Am I the ideal age to have sexual intercourse? In all honesty I am not sure and neither are a great many others. Each individual differs in mind and body, and because of this it results in everyone having a difference of an opinion on how they personally see themselves and to how they think. Although we have laws on the age of consent, more often than not the law is broken on a large scale. Children of the 21st century have attitude which they follow religiously when making a point. In our day attitude was never allowed into the equation. I often wonder was this a good or bad thing. Teenagers with a view become steadfast and fight the cause of what they have a view upon, and rightly so. Nonetheless if it involves sexual intercourse, then what we as parents do know for sure is, if you are not ready, aware or prepared then back to the days of old and forbid the teen attitude.
Most adults agree that 15 is not an ideal age to engage in teen sex. Being ready for sex has a lot more to do with maturity than how old you are. Sadly the teen sex experience is never really a doing – done with one solid partner, and this is the reason why you need to be aware of the dangers that can occur from having unprotected sex with different people. If you are fortunate and in a stable relationship then discuss your concerns and any issues you have with your partner before sexual intercourse. Ask yourself and partner are you both doing the right thing. Consider how having sex at an early age might affect your relationship. Does having sex mean the same thing to both of you? Talk to mom, she may not be happy – but she can certainly put you on the right track if you tend on going ahead regardless of what she says. Parents give support, however they will never encourage underage sex, but their need to protect will have them be there for you. So no more secrets and do the right thing. Tell your parents so as not to be looking over your shoulder all the time.
Why the decision to have sex early? Is it because you want to make your partner happy? Is it because you will feel more adult? Is it because your friends are doing it? These are not good enough reasons for losing your virginity. Remember sex doesn’t prove love. It doesn’t make you into a grown up, in fact you are more of an adult is you do the sensible thing and say no. And not everyone is having teen sex. Study shows 70 percent of 15-year-olds are still virgins.
Think contraception at every convenient moment. It only takes a moment to fall pregnant or catch a life threatening disease (STD). Go along to a family planning clinic and get protection to stay safe. Contraception is given freely along with advice. The age of consent differs for each country so check this out if you are a traveler who enjoys sex while on route.
The female condom is supposedly 79-95% effective. Its purpose is to protect against pregnancy and sexually transmitted infections, including HIV/AIDS. The condom is a thin, loose-fitting and flexible plastic tube placed inside the vagina. A soft ring at the closed end of the tube covers the cervix during intercourse and holds it inside the vagina. Another ring at the open end of the tube stays outside the vagina and partly covers the lip region.

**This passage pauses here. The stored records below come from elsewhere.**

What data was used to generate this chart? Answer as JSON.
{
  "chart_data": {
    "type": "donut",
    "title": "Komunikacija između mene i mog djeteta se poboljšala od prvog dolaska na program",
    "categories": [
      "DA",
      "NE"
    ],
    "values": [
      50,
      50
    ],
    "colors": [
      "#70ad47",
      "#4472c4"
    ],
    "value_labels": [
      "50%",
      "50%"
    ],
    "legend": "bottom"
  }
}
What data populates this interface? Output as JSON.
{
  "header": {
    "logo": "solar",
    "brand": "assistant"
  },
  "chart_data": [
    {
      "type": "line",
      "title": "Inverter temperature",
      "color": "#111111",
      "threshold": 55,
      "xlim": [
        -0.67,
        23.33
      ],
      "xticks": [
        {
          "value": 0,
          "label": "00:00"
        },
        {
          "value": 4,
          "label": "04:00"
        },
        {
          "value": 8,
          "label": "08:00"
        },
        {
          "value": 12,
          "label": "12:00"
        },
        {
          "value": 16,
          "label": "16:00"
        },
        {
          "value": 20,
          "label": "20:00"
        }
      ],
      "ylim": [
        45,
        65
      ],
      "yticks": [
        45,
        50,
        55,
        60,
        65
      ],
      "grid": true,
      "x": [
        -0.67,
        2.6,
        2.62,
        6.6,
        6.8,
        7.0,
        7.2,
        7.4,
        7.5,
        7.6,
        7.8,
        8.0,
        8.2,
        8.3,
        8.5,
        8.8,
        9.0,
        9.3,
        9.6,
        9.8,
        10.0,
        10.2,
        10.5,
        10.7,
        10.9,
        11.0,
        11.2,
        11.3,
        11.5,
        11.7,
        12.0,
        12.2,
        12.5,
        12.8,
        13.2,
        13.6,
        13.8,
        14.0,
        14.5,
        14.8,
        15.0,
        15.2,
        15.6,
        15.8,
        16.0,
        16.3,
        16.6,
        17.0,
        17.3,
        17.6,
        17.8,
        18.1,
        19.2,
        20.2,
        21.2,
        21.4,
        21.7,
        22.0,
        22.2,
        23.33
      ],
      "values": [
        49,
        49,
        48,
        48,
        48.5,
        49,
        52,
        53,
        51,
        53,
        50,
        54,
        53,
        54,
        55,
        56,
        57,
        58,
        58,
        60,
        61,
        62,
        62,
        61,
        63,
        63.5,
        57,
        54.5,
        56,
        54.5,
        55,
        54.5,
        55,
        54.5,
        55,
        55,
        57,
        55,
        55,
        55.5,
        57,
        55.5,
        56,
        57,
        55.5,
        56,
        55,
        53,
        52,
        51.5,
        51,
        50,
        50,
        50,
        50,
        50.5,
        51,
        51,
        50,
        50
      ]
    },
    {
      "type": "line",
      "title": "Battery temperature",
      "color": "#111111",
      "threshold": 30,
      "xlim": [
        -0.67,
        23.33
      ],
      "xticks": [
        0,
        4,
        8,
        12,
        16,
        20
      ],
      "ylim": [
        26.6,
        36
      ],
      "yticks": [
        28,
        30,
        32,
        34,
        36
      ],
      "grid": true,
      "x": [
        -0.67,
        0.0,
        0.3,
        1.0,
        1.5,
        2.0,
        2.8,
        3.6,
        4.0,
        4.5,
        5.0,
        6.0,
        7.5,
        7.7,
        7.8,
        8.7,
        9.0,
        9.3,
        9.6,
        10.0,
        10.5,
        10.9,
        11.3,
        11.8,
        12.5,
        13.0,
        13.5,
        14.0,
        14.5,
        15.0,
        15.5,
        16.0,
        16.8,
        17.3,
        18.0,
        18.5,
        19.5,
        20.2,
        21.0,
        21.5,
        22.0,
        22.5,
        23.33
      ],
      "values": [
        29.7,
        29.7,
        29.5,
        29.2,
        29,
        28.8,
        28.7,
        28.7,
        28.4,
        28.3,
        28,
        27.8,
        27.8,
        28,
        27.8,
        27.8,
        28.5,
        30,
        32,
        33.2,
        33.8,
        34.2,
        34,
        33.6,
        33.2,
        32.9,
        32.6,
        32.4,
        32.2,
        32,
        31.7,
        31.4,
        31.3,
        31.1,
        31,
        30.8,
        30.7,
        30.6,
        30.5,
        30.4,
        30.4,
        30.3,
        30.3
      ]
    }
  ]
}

The good news is that the female condom can be inserted into the vagina up to 8 hours before intercourse. If this is your first time using the female condom then you may find it awkward. To condom can be inserted sitting or lying down whichever is comfortable. Some women lubricate while working the condom into place. Follow instructions provided accordingly and you should have no problem with insertion.
Insertion, squeeze the ring at the closed end of the tube. Use one hand to spread the outer lips, and insert the squeezed condom into the vaginal canal. The inner ring should be urged past the pubic bone and over the cervix. It is vitally important that this process is not rushed; it can unsettle the condom which could result in the condom not doing the job it was created to do. Make sure the condom is not twisted. About one inch of the open end will stay outside the body. The outer ring will need to be held in place during intercourse. After intercourse, squeeze and twist the outer ring to keeping fluids inside. Slowly pull it out and discard immediately. If there were a possibility that the condom was not inserted correctly or slipped then you need take the necessary precaution of taking the “Morning After” Pill.
The pill is a regular method of contraception taken by women worldwide to prevent pregnancy. If you’re thinking of going on the pill your doctor will first have to determine if it is safe for you to take, e.g. any risk factors which would make you more liable to heart attacks or strokes. The pill is a tablet containing two female-type hormones – an oestrogen and progestogen. Various oestrogens and progestogens are used in some of the 22 different types of pill in the UK. The hormones halt ovulation. They also thicken secretions round the cervix making it more difficult for sperm to pass.
Sterilization and the contraceptive pill are both 100% effective. In the UK your prescription will include a pack containing 21 contraceptive pills. You take one every day for 21 days. Then you break for a week to allow for your period. In America it is not unusual for packs to contain 28 tablets – seven are ‘dummies.’ This is a fabulous idea for the forgetful. These are continually taken during the week’s break. In Britain dummy packs are referred to as ED (every day). Like most medications there are always the pluses and the downsides. The pill helps ease period pain, shortens your period with light loss. The pill has been connected to certain cancers. Speak to your doctor about this. The best precaution you can take to prevent an unwanted pregnancy or avoid visiting an STD clinic is to say “NO.”
Let the secret be known that teen sex is not a trendy behavior – nor will you be respected for all your sexual encounters. Do the sensible trendy thing, grow up and enjoy life and by doing this you gain respect from those who care about you.